There are plenty of big-name players on UK's radar who could help the Cats make a significant jump in the rankings, getting them closer to the unprecedented highs of last season when they finished rated No. 17 in the nation.

Those players include the nation's 11th-best player in running back Damien Harris of Madison Southern; wide receiver Ryan Davis, who is ranked No. 52 overall; and defensive back Marcus Lewis (No. 93), who has UK in his final three and will visit this weekend.

Then there are players like linebacker Josh Smith (No. 195), who has committed to Vanderbilt but is still taking a long look at UK, or defensive back Tyree Kinnel (No. 211), who is committed to Michigan but is taking longer looks at UK, Notre Dame and West Virginia, among others.
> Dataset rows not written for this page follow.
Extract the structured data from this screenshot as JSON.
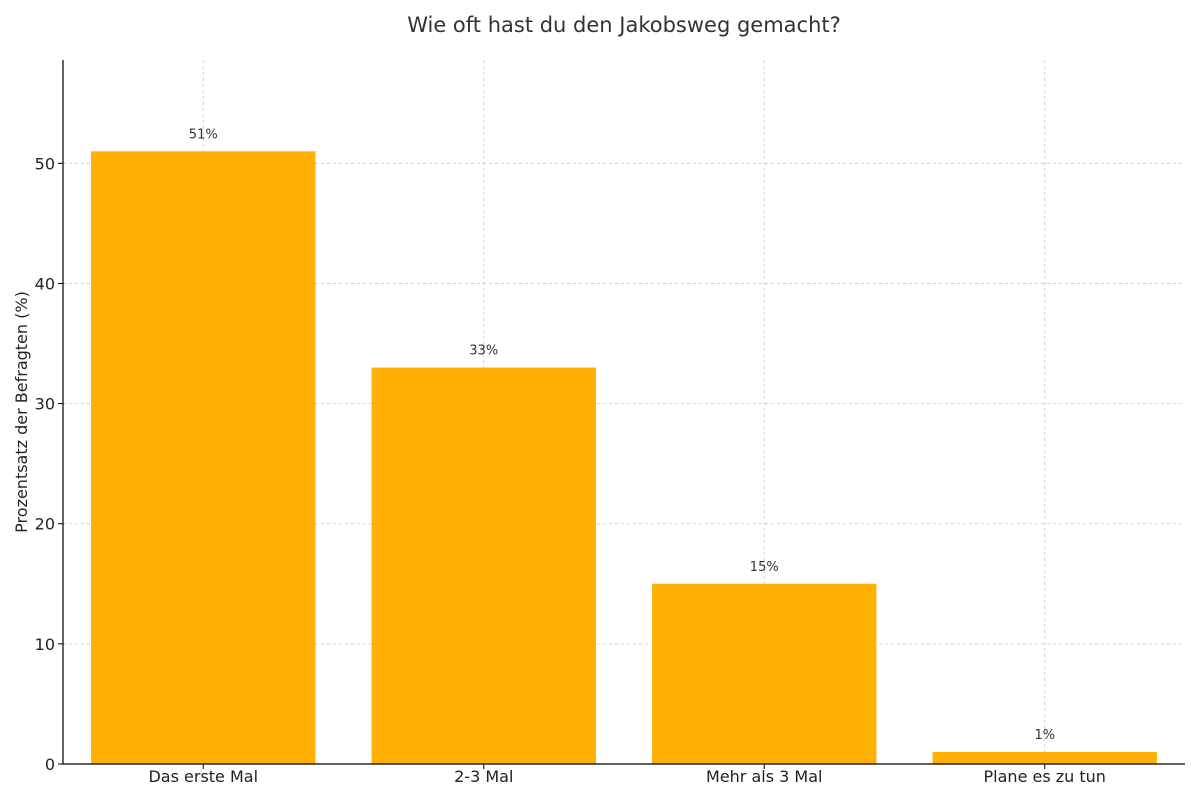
{
  "chart_data": {
    "type": "bar",
    "title": "Wie oft hast du den Jakobsweg gemacht?",
    "xlabel": "",
    "ylabel": "Prozentsatz der Befragten (%)",
    "categories": [
      "Das erste Mal",
      "2-3 Mal",
      "Mehr als 3 Mal",
      "Plane es zu tun"
    ],
    "values": [
      51,
      33,
      15,
      1
    ],
    "data_labels": [
      "51%",
      "33%",
      "15%",
      "1%"
    ],
    "ylim": [
      0,
      58.6
    ],
    "yticks": [
      0,
      10,
      20,
      30,
      40,
      50
    ],
    "grid": true,
    "bar_color": "#FFB000",
    "label_color": "#333333"
  }
}
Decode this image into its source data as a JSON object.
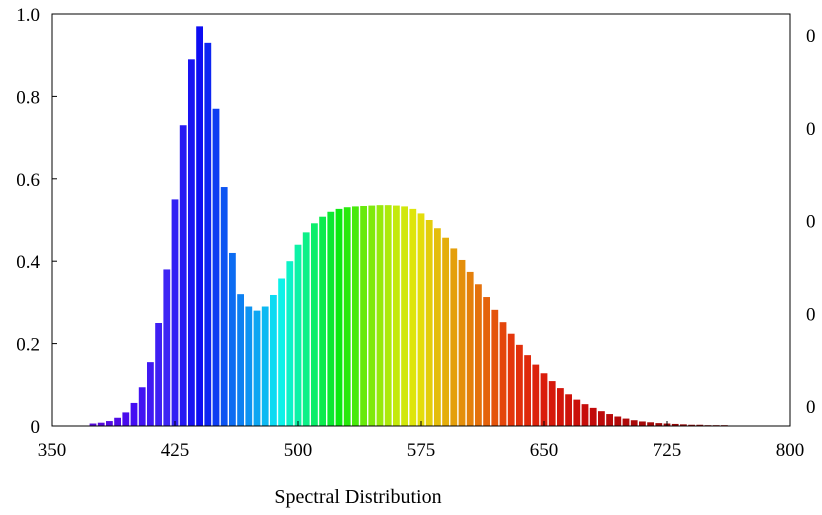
{
  "chart_data": {
    "type": "bar",
    "title": "",
    "xlabel": "Spectral Distribution",
    "ylabel": "",
    "xlim": [
      350,
      800
    ],
    "ylim": [
      0,
      1.0
    ],
    "x_ticks": [
      "350",
      "425",
      "500",
      "575",
      "650",
      "725",
      "800"
    ],
    "y_ticks": [
      "0",
      "0.2",
      "0.4",
      "0.6",
      "0.8",
      "1.0"
    ],
    "y2_ticks": [
      "0",
      "0",
      "0",
      "0",
      "0"
    ],
    "grid": false,
    "legend": "none",
    "bar_color_mode": "visible-spectrum",
    "series": [
      {
        "x": [
          375,
          380,
          385,
          390,
          395,
          400,
          405,
          410,
          415,
          420,
          425,
          430,
          435,
          440,
          445,
          450,
          455,
          460,
          465,
          470,
          475,
          480,
          485,
          490,
          495,
          500,
          505,
          510,
          515,
          520,
          525,
          530,
          535,
          540,
          545,
          550,
          555,
          560,
          565,
          570,
          575,
          580,
          585,
          590,
          595,
          600,
          605,
          610,
          615,
          620,
          625,
          630,
          635,
          640,
          645,
          650,
          655,
          660,
          665,
          670,
          675,
          680,
          685,
          690,
          695,
          700,
          705,
          710,
          715,
          720,
          725,
          730,
          735,
          740,
          745,
          750,
          755,
          760,
          765,
          770,
          775,
          780
        ],
        "values": [
          0.006,
          0.008,
          0.012,
          0.02,
          0.033,
          0.056,
          0.094,
          0.155,
          0.25,
          0.38,
          0.55,
          0.73,
          0.89,
          0.97,
          0.93,
          0.77,
          0.58,
          0.42,
          0.32,
          0.29,
          0.28,
          0.29,
          0.318,
          0.358,
          0.4,
          0.44,
          0.47,
          0.492,
          0.508,
          0.52,
          0.527,
          0.531,
          0.533,
          0.534,
          0.535,
          0.536,
          0.536,
          0.535,
          0.533,
          0.527,
          0.516,
          0.5,
          0.48,
          0.457,
          0.431,
          0.403,
          0.374,
          0.344,
          0.313,
          0.282,
          0.252,
          0.224,
          0.197,
          0.172,
          0.149,
          0.128,
          0.109,
          0.092,
          0.077,
          0.064,
          0.053,
          0.044,
          0.036,
          0.029,
          0.023,
          0.018,
          0.014,
          0.011,
          0.009,
          0.007,
          0.006,
          0.005,
          0.004,
          0.003,
          0.003,
          0.002,
          0.002,
          0.002,
          0.001,
          0.001,
          0.001,
          0.001
        ]
      }
    ]
  }
}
Players talk to other players, and Stoops seemed confident that his current Cats will be part of the sales pitch.

"We have a good group of players that enjoy playing here and have really worked hard and done the right things," he said. "I think you could ask them, I think they have full trust in what we're doing. So I don't worry about that at all on the recruiting front."

As bad as the six-game losing streak looks on paper, Farrell doesn't think it's a catastrophe for UK because Kentucky has Stoops.

"He's a guy who can overcome it," the Rivals analyst said. "He's a really good recruiter. I don't think it's going to be disastrous, whereas some other coaches might not be able to dig out of it.

"I think he's a guy that they have plenty of confidence in that success is on the way."

So much of the first two years for a new coach in an un-established program is about selling his vision, Farrell said.

Stoops has talked a lot about that.

"We have a good plan in place and that we're following through with just about everything that we've talked about," he said earlier this season. "The results on the field will come. You just gotta keep on putting your head down and staying to the grind. Things don't come easy."

It helps that Stoops, who received a contract extension mid-season, has been able to sell that vision along with amenities such as new dorms all over campus, a $120 million renovation to Commonwealth Stadium and a $45 million practice facility, which is scheduled to break ground a few weeks before National Signing Day.

But after two years, it's less about vision and more about results, Farrell said.

"They did OK this year. I think they were competitive in a few games that they certainly wouldn't have been competitive in before Stoops," he said.

"This year was OK. It's nothing close to a disaster, and I think it's going to hurt recruiting a little bit, but it could've been a lot worse, so I'm still optimistic."